Tüm Kürt coğrafyasını ateş altında tutarak, şehirleri ve yerleşim alanlarını insansızlaştırarak ağır silahlarla Kürt toplumuna karşı bir soykırım politikası izlemektedir. Aylardır Cizre'ye yönelik imha temelinde bir uygulamayı sistemli bir şekilde uygulayarak, hiç bir kural ve kaide tanımayan, uluslararası savaş hukukunda yeri olmayan kadın, çocuk, genç ve yaşlı demeden insanları öldürerek, yaralı insanların dahi infaz edildiği ve onlarca insanın yaralı iken katledilmesi kamuoyunun bilgisi dâhilindedir.

Bir tarafta bu katliamcı uygulamalar yapılırken, aynı zamanda AKP hükümetinin oluşturduğu havuz medyasının öncülüğünde toplumsal dezenformasyonun devreye sokulması katliamların üstünü örtmeye ve gerekçe bulma çabaları bundan sonraki niyetlerini de açık bir biçimde ortaya koymaktadır.

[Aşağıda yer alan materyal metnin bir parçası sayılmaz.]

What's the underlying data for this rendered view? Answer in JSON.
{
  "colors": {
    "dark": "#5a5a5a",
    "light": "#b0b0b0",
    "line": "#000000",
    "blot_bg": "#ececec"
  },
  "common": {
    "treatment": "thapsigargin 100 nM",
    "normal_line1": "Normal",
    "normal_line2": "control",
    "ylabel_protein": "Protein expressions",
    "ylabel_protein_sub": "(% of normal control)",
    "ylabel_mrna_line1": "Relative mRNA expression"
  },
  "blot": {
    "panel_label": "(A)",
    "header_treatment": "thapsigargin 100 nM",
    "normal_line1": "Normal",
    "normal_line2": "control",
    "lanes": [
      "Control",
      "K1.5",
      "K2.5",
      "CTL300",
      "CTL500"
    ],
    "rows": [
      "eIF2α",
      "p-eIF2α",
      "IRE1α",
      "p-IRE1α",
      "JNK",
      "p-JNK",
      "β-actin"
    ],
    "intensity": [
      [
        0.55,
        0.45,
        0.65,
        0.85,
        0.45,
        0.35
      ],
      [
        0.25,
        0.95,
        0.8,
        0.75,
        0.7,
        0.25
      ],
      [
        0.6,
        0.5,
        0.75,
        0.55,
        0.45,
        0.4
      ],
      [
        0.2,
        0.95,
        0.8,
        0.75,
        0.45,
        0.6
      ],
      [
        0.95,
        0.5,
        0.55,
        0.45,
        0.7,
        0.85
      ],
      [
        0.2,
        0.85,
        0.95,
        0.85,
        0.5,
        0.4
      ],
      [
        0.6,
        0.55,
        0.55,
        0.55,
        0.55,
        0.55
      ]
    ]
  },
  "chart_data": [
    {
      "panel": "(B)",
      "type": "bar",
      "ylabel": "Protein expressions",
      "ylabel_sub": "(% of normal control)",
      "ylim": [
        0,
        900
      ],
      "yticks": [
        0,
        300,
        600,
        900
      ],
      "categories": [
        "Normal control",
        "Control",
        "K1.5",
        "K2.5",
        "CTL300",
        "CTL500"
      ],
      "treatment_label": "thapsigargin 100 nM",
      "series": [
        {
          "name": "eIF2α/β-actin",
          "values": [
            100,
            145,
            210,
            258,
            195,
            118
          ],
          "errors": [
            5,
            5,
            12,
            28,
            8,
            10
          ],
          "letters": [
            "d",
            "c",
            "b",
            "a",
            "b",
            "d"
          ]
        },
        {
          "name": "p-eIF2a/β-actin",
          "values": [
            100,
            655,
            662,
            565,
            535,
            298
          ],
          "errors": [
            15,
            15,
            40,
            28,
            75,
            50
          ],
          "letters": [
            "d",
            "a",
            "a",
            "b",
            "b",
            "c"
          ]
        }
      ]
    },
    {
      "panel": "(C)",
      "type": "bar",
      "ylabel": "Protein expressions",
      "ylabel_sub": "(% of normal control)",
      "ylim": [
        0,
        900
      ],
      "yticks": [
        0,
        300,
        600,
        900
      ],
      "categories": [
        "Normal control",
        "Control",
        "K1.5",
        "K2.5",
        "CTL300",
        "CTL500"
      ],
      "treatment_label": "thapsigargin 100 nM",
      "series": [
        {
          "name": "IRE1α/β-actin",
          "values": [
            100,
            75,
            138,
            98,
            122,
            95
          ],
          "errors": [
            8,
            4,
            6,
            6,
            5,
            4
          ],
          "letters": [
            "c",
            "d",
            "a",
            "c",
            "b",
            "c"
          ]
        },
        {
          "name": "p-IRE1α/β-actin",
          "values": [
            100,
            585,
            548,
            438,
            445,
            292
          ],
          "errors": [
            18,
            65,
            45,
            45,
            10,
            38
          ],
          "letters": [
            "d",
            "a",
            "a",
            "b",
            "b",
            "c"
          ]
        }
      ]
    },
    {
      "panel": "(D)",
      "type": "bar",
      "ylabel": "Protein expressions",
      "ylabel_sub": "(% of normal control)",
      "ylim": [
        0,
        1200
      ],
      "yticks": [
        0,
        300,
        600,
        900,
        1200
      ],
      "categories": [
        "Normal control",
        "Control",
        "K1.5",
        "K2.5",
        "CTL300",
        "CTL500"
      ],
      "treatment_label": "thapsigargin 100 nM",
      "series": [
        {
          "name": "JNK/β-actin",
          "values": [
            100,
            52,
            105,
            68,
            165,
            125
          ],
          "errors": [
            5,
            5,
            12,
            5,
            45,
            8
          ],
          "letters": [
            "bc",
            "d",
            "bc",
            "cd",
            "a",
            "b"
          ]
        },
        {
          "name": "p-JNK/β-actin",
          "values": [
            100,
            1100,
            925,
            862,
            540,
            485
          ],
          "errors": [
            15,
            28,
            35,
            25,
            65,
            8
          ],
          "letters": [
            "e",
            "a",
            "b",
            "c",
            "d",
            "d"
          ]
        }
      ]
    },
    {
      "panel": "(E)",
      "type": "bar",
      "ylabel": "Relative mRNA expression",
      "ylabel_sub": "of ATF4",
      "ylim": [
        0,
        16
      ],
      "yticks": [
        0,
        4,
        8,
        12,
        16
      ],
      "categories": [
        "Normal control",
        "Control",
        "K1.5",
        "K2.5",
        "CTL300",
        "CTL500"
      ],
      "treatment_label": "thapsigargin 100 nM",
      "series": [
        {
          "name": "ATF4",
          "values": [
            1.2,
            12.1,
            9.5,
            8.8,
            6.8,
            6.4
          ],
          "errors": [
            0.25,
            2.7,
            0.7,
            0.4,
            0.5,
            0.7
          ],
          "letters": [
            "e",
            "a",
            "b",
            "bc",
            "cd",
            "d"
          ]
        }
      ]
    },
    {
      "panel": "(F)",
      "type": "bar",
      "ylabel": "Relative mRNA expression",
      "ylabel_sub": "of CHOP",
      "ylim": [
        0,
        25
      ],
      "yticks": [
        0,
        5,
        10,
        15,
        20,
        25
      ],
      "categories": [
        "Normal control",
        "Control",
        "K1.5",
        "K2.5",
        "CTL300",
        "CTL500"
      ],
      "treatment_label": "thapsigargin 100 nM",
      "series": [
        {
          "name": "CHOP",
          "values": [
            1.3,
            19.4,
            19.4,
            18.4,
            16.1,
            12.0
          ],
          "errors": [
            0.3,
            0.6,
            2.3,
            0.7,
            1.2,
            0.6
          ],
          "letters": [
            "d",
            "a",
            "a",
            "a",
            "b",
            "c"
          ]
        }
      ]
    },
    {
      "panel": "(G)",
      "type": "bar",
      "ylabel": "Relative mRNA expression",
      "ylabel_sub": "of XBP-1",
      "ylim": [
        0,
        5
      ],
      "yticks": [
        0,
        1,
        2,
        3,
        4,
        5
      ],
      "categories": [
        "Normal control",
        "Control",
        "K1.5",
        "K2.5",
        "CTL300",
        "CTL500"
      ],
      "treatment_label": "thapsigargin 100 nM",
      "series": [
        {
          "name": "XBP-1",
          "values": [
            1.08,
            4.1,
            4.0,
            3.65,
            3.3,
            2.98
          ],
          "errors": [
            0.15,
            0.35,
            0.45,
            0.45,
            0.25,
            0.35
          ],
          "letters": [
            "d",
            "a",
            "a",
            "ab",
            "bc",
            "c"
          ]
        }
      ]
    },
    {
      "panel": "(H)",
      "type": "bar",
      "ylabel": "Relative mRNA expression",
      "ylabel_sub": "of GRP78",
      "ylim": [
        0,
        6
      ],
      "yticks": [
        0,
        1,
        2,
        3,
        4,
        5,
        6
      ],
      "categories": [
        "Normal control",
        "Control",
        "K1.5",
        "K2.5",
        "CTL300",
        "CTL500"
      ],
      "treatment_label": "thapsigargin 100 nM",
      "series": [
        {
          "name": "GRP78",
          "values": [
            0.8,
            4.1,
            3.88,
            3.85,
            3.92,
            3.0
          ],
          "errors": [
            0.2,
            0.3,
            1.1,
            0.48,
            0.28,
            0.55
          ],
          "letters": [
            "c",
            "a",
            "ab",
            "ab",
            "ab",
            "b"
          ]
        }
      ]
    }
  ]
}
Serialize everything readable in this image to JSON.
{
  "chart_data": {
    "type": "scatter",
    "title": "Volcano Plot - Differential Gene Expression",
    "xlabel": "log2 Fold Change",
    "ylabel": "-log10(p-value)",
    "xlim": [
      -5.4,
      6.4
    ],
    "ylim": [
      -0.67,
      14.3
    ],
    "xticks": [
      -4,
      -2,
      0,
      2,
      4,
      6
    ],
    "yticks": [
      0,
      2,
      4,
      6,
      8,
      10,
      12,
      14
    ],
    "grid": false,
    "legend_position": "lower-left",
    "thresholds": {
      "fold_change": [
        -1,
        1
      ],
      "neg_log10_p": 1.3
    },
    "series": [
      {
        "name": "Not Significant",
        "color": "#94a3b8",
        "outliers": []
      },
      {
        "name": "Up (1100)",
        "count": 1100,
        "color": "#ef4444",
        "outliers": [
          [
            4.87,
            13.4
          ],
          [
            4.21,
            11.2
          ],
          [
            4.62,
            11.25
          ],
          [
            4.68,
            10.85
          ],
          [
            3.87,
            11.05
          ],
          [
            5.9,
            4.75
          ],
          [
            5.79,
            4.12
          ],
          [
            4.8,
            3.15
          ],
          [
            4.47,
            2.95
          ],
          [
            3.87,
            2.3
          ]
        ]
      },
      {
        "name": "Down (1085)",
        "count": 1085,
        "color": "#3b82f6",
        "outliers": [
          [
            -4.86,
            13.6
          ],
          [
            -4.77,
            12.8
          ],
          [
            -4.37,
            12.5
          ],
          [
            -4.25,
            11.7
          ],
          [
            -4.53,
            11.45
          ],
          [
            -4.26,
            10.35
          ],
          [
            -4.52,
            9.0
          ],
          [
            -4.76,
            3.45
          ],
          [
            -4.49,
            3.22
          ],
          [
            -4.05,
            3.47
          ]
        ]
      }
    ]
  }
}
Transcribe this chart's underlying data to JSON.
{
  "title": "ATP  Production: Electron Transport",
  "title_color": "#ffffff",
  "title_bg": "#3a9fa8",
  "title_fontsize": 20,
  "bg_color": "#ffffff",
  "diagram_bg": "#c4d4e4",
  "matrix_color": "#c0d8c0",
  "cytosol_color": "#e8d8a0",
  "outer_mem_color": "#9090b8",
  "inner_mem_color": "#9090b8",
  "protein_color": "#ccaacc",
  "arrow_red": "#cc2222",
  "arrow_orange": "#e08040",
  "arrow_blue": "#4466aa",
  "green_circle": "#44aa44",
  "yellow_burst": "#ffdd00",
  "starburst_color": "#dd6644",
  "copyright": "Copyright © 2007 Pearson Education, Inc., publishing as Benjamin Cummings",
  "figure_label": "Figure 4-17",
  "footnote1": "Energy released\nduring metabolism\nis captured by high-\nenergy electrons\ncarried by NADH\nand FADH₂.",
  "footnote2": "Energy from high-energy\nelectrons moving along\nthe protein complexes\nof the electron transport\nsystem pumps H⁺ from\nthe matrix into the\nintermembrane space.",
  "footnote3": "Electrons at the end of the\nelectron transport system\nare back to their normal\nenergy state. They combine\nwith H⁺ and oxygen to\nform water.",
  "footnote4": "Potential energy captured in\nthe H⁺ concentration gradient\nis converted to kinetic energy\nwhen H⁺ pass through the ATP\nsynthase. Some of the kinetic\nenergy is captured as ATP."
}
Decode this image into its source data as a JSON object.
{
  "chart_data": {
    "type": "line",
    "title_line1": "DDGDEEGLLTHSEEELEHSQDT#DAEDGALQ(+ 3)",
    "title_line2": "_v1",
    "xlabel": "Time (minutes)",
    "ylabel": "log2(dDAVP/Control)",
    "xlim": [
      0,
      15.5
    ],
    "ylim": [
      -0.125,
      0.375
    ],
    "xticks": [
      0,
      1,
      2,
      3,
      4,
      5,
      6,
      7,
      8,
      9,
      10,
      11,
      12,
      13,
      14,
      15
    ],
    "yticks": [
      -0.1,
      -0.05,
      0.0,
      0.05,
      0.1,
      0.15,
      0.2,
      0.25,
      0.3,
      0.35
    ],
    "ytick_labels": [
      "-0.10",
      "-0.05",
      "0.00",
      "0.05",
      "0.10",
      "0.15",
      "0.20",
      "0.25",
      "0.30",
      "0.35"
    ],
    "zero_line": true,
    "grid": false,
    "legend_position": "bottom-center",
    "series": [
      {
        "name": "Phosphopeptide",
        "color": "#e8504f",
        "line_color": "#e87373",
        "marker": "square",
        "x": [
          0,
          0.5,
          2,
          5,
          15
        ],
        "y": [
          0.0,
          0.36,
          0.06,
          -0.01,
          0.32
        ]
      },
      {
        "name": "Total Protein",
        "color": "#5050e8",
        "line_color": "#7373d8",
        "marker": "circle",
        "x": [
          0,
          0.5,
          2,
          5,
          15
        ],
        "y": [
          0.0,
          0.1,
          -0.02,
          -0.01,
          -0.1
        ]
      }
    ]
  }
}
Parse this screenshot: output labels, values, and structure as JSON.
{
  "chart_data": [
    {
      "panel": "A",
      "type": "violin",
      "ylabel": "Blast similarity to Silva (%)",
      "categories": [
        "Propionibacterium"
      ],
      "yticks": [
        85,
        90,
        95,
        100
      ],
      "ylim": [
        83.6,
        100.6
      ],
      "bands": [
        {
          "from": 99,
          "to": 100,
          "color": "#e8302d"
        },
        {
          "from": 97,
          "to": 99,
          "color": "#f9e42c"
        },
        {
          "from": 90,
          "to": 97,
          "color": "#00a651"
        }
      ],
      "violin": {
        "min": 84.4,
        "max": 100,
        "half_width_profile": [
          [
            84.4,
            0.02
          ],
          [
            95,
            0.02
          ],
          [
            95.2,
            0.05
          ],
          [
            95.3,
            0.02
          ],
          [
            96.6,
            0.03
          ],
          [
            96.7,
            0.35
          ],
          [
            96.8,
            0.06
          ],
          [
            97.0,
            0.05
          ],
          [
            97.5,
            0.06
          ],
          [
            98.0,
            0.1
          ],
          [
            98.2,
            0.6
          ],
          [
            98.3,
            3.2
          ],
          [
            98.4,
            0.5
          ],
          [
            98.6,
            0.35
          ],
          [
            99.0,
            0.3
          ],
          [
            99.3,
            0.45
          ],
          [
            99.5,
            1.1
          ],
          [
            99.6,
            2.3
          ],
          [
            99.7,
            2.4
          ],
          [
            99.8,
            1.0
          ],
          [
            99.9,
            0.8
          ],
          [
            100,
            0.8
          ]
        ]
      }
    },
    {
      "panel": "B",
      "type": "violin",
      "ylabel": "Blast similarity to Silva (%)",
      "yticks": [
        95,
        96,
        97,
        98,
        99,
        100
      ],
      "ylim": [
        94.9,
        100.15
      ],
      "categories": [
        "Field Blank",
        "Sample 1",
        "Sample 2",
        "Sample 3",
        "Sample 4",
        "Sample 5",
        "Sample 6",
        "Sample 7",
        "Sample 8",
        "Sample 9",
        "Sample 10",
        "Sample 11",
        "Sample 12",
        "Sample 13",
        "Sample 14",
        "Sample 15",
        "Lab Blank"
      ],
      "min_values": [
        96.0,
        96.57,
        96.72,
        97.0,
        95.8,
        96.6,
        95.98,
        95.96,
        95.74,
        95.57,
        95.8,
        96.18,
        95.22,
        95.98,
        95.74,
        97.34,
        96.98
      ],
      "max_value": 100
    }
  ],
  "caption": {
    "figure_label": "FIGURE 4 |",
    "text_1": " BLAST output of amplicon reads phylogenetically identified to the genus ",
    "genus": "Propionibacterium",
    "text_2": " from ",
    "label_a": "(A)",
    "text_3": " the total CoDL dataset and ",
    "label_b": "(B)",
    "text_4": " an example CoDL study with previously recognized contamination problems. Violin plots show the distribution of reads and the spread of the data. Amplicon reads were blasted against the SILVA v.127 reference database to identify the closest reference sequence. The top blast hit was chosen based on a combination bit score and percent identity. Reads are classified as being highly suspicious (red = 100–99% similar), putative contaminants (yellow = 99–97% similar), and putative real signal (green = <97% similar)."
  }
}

Tüm çağrılara rağmen onlarca insanı bodrumlarda kuşatarak adım adım imha etmeyi kamuoyunun gözleri önünde büyük bir iştahla sunan, toplumda kopuşa neden olan halkların ortak yaşamını tehdit eden AKP zihniyeti DAİŞ'in Rojava’da yürüttüğü Cami yakmalar, Talan, gasp, katliam canlı canlı insan yakmalar ve infazlar yapmalarından geri kalmamış DAİŞ'in Kürtlere olan öfkesi AKP zihniyetiyle ne kadar yakın bir zihniyeti olduğunu ortaya çıkarmıştır.

Tek bir Kürt kalmayana dek katliamlarını devam ettirecek olan bu anlayış ve zihniyete karşı tek bir Kürt kalsa da diz çökmeyeceğiz felsefesiyle Rojava'da iman, azim ve inançla mücadele ederek kazanan insanlıktan aldığımız inançla yürütülen bu ahlaksız savaşa karşı diz çökmeyeceğimizi buradan kamuoyu ile paylaşmak isteriz. Zaman ezilen halkların dayanışma zamanıdır.

Zulme karşı demokratik eylemsellik sürecine her insan katkı sunmalı, her alanda bu katliamlar lanetlenmeli ve kendine insanım diyen herkes vicdanını harekete geçirmeli, gücü oranında bu sürece bulunduğu alandan destek olması gerekmektedir. Ya karanlığın hükmü yüzyıllarca üzerimizde sürecek ya da yıllardır süren bu zulüm son bulacak, halklar bir arada iç içe özgür geleceğini kuracaktır. Cizre'de yaşanan açık katliam, bu savaş konseptinin ne kadar kirli ve AKP devletinden beklenti içinde olunmaması gerektiği mesajını açık ve net bir şekilde halklarımıza vermiştir.

Bir bodrumda arkadaşlarımız şahsında insanlık ateşe verilmiş ve Devlet soykırım politikasını bir daha Cizre'de göstermiştir. Cizre'ye, Sur'a sesiz kalmak daha büyük katliamlara izin vermektir. Bu temelde başta insan Haklarına inanan her bir fert, bu mücadeleye inanan destek sunan tüm kurum kuruluş, Aydın, yazar, akademisyen, inanç grupları 7'den 70'herkes bu katliamı kınamalı ve tepkisini ortaya koymalı.”